Scotland business

Schuh workers to share windfall worth millions

Schuh shop
Image caption Most of Schuh's workers will received about £16,000 each

Workers at the Livingston-based footwear company, Schuh, are to share in a windfall of more than £37m.

The payments were announced after a takeover of the firm by the US group Genesco in a deal worth more £125m.

More than two thousand workers will be eligible for the pay-outs which will average about £16,000.

Schuh's two biggest shareholders stand to gain up to £25m each from the sale, and will continue to run the business for its new Nashville-based owners.

Chief executive Colin Temple and finance director Mark Crutchley have substantial shareholdings, and will be awarded the bonus if the company meets its targets over the next few years.

A total of 2,800 staff work for the company in its 59 stores and 16 concession shops in the UK.

About 2,300 will be eligble for a pay-out but the amount will depend on the length of service and annual salary.

A further £7m is also going to set up a charity, the Schuh Trust.

A Tennessee-based retailer, Genesco sells footwear and sportswear in more than 2,285 stores throughout the US and Canada and owns the Journeys shoe chain.

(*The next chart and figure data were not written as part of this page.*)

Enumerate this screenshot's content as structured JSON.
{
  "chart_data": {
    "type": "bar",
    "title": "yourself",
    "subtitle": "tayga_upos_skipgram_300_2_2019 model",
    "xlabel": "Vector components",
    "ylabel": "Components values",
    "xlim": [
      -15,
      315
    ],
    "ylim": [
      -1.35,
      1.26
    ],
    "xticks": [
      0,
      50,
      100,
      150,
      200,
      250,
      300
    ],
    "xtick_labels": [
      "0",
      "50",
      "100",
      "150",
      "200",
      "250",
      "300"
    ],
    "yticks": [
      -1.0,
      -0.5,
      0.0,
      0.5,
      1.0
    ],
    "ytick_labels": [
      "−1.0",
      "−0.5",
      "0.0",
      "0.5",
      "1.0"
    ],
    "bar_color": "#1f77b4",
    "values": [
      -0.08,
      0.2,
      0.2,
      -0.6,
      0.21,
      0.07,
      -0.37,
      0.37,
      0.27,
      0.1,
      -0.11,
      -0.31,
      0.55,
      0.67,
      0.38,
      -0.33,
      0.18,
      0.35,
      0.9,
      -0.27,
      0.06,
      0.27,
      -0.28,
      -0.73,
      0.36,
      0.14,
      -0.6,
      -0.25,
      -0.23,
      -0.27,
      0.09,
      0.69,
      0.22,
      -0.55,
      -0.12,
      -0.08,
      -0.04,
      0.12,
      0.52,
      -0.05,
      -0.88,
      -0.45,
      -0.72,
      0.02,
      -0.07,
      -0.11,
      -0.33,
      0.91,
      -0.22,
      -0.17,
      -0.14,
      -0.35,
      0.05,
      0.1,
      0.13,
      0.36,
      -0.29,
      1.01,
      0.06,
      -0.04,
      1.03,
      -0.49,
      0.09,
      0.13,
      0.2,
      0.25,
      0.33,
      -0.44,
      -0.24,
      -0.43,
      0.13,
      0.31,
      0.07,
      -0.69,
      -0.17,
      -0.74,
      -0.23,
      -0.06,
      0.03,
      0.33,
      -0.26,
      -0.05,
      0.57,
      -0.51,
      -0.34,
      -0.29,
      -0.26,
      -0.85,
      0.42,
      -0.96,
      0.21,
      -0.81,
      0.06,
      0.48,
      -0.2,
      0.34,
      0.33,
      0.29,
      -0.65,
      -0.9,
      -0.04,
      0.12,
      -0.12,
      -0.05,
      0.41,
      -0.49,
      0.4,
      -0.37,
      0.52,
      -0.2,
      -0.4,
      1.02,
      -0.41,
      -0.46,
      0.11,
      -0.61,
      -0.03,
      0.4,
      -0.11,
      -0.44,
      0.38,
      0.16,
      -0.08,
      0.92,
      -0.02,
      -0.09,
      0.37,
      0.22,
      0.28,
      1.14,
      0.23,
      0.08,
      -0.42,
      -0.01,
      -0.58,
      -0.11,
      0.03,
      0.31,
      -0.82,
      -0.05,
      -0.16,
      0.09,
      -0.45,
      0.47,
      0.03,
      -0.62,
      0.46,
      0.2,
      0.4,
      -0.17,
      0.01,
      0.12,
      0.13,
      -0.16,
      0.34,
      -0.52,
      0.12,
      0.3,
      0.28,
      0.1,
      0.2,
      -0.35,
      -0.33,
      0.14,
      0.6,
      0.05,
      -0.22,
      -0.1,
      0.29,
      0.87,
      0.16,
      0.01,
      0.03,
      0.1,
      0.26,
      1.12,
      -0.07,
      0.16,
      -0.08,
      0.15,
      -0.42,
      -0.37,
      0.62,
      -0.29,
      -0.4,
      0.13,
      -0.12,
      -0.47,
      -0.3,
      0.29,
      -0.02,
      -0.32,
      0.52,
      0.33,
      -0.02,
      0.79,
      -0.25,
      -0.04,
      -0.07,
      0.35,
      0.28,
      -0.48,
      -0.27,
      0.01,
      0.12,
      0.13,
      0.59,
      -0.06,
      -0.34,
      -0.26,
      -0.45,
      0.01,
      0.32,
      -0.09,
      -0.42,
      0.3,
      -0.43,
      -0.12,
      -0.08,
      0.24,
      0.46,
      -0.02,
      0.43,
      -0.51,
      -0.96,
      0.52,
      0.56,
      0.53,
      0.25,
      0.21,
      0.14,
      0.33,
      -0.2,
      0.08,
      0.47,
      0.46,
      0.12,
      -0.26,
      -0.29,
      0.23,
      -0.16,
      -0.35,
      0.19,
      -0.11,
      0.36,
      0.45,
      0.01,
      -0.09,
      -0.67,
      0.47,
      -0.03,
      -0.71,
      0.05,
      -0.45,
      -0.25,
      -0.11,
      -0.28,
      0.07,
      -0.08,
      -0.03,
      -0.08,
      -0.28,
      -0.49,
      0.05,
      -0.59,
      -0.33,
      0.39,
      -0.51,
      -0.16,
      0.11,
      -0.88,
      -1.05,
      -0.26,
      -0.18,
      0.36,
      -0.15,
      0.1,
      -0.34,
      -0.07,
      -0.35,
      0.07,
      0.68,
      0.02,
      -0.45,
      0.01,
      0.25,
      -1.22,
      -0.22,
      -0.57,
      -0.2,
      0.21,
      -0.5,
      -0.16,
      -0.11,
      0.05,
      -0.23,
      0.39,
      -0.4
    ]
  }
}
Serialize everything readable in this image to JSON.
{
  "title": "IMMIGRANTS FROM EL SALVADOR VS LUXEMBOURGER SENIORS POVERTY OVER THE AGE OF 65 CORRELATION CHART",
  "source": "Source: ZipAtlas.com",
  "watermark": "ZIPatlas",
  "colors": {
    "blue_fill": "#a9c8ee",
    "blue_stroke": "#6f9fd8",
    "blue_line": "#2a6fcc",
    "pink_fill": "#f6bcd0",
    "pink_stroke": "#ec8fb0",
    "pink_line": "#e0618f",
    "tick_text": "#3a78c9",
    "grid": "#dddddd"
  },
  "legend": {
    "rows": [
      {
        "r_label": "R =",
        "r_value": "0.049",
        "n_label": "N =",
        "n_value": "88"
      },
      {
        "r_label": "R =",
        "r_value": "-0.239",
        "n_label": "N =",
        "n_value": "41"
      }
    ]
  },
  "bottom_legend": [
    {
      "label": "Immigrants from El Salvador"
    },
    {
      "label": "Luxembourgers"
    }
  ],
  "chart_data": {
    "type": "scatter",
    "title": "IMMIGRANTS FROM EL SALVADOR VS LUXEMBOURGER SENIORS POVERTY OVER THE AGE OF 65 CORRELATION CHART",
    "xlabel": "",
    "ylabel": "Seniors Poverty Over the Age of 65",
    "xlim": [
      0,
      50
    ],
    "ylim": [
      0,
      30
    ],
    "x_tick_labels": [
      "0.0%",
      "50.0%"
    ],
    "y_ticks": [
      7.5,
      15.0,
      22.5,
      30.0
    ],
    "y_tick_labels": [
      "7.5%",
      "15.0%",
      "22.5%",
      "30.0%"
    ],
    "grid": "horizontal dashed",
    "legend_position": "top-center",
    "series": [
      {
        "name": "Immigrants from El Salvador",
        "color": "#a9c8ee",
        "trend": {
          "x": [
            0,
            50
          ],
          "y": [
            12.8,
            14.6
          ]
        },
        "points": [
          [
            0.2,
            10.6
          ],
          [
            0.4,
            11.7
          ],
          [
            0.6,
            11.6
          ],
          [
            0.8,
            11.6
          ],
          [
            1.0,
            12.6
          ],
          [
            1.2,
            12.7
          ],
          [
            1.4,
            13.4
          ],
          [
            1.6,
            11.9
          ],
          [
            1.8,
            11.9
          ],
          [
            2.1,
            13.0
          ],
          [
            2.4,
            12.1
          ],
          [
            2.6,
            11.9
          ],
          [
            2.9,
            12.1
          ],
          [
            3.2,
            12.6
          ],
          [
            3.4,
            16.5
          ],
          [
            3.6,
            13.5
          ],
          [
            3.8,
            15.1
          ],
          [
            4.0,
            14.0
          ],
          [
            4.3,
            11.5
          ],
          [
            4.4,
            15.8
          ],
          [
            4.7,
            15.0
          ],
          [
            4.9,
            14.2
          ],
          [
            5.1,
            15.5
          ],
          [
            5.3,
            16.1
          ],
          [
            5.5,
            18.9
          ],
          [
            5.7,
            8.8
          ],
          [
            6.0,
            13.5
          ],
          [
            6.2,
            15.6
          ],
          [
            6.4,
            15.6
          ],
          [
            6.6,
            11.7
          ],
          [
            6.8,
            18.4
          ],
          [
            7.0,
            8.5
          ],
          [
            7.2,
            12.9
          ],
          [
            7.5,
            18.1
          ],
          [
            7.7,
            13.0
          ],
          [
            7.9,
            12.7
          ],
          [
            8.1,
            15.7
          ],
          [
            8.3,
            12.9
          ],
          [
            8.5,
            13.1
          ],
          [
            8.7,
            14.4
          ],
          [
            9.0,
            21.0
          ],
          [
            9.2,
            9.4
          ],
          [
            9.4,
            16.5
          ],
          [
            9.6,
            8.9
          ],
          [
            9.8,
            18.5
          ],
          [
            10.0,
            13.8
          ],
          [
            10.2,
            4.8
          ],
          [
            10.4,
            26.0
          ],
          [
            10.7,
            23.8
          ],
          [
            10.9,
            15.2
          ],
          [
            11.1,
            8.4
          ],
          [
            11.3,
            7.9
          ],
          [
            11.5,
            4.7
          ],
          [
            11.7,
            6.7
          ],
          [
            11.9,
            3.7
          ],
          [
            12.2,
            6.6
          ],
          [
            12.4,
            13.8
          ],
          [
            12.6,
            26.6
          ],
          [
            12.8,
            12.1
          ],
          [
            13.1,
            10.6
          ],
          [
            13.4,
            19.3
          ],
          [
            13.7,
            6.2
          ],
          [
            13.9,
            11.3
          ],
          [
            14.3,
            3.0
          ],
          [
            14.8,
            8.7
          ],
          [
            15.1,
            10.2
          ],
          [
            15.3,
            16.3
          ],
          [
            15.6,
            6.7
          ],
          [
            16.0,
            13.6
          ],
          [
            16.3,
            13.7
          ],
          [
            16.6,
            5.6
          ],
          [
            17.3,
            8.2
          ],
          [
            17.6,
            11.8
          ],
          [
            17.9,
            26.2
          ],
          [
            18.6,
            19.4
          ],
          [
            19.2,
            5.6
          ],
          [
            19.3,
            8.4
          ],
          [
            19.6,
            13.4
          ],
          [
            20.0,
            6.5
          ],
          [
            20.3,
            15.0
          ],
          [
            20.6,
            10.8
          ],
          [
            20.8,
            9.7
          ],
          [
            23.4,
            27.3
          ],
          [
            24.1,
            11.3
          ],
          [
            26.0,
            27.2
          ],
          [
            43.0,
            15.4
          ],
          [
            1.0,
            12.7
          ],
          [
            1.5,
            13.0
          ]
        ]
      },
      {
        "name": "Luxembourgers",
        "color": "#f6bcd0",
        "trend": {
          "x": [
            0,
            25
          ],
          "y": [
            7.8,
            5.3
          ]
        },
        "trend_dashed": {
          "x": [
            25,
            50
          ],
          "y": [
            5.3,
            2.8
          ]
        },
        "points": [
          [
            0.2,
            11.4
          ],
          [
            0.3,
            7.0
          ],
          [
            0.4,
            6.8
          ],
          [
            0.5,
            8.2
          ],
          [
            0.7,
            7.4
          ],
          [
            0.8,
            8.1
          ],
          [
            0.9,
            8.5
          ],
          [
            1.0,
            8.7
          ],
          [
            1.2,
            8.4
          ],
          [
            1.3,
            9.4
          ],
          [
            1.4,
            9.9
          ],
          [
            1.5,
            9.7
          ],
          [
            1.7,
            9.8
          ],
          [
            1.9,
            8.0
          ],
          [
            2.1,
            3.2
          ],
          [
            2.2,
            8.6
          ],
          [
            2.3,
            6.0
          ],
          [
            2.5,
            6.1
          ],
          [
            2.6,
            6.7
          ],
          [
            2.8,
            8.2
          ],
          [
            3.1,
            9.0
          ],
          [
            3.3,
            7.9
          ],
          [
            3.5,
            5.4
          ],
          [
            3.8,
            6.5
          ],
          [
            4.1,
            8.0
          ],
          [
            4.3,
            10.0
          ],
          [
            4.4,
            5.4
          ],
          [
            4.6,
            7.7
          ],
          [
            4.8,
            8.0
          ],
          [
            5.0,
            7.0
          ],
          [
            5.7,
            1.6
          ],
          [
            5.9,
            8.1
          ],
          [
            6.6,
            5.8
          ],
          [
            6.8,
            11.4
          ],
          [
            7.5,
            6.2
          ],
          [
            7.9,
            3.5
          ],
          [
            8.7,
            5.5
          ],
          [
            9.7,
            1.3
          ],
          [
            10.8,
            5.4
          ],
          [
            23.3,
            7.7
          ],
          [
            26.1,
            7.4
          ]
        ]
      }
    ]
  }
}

Colin Temple said: "This partnership marks a significant step change for Schuh as we embark on our objectives to accelerate our growth plans and expand our network throughout the UK.

"Schuh has gained significant market share in recent years due to a strong product assortment and a growing store base."

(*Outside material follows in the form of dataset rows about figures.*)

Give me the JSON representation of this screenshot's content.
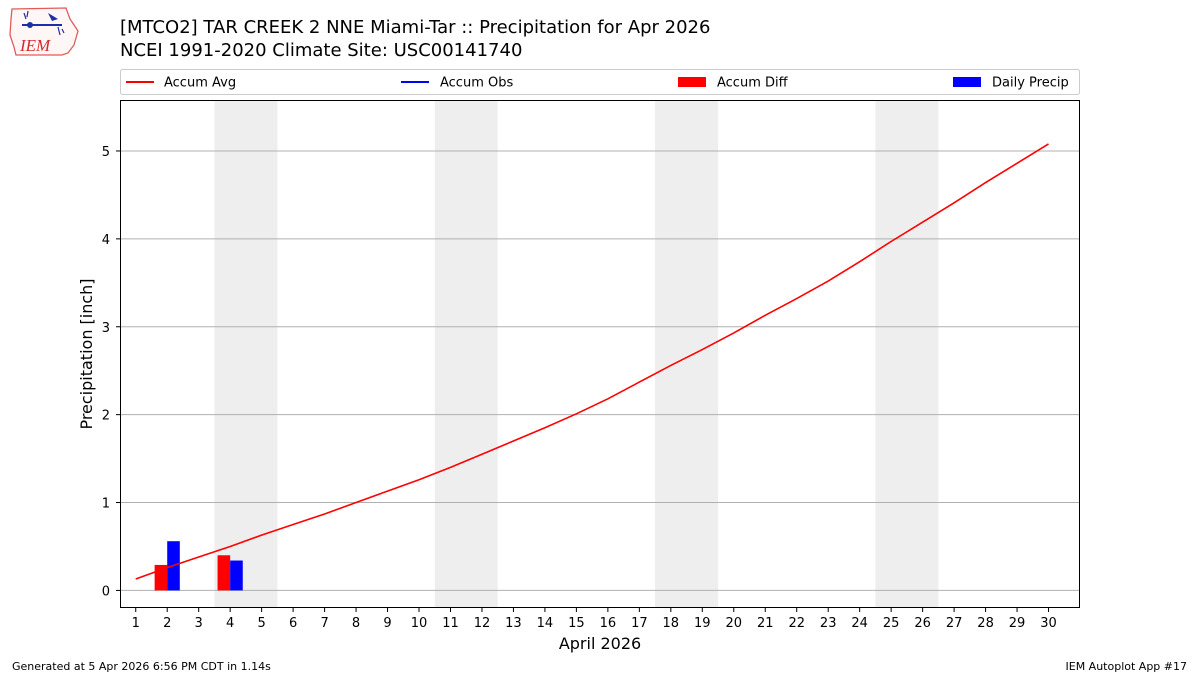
{
  "header": {
    "title_line1": "[MTCO2] TAR CREEK 2 NNE Miami-Tar :: Precipitation for Apr 2026",
    "title_line2": "NCEI 1991-2020 Climate Site: USC00141740",
    "logo_text": "IEM"
  },
  "footer": {
    "left": "Generated at 5 Apr 2026 6:56 PM CDT in 1.14s",
    "right": "IEM Autoplot App #17"
  },
  "colors": {
    "accum_avg": "#ff0000",
    "accum_obs": "#0000ff",
    "accum_diff": "#ff0000",
    "daily_precip": "#0000ff",
    "weekend_shade": "#eeeeee",
    "grid": "#b0b0b0"
  },
  "chart_data": {
    "type": "bar",
    "xlabel": "April 2026",
    "ylabel": "Precipitation [inch]",
    "xlim": [
      0.5,
      31
    ],
    "ylim": [
      -0.2,
      5.58
    ],
    "x_ticks": [
      1,
      2,
      3,
      4,
      5,
      6,
      7,
      8,
      9,
      10,
      11,
      12,
      13,
      14,
      15,
      16,
      17,
      18,
      19,
      20,
      21,
      22,
      23,
      24,
      25,
      26,
      27,
      28,
      29,
      30
    ],
    "y_ticks": [
      0,
      1,
      2,
      3,
      4,
      5
    ],
    "grid": "horizontal",
    "legend_placement": "top",
    "legend": [
      "Accum Avg",
      "Accum Obs",
      "Accum Diff",
      "Daily Precip"
    ],
    "weekend_spans": [
      [
        4,
        5
      ],
      [
        11,
        12
      ],
      [
        18,
        19
      ],
      [
        25,
        26
      ]
    ],
    "series": [
      {
        "name": "Accum Avg",
        "type": "line",
        "x": [
          1,
          2,
          3,
          4,
          5,
          6,
          7,
          8,
          9,
          10,
          11,
          12,
          13,
          14,
          15,
          16,
          17,
          18,
          19,
          20,
          21,
          22,
          23,
          24,
          25,
          26,
          27,
          28,
          29,
          30
        ],
        "values": [
          0.13,
          0.26,
          0.38,
          0.5,
          0.63,
          0.75,
          0.87,
          1.0,
          1.13,
          1.26,
          1.4,
          1.55,
          1.7,
          1.85,
          2.01,
          2.18,
          2.37,
          2.56,
          2.74,
          2.93,
          3.13,
          3.32,
          3.52,
          3.74,
          3.97,
          4.19,
          4.41,
          4.64,
          4.86,
          5.08
        ]
      },
      {
        "name": "Accum Obs",
        "type": "line",
        "x": [],
        "values": []
      },
      {
        "name": "Accum Diff",
        "type": "bar",
        "x": [
          2,
          4
        ],
        "values": [
          0.29,
          0.4
        ]
      },
      {
        "name": "Daily Precip",
        "type": "bar",
        "x": [
          2,
          4
        ],
        "values": [
          0.56,
          0.34
        ]
      }
    ]
  }
}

He added: "Importantly, we are very pleased to be able to distribute £37.3m to our employees whose hard work and dedication has been instrumental to Schuh's success."

Robert J. Dennis, chairman, president and chief executive of Genesco, said: "Schuh provides us with an immediate and established retail presence in the United Kingdom, a highly experienced international management team, and improved insight into global fashion trends.

"Financially, the Schuh business is compelling, with attractive store economics and solid growth prospects."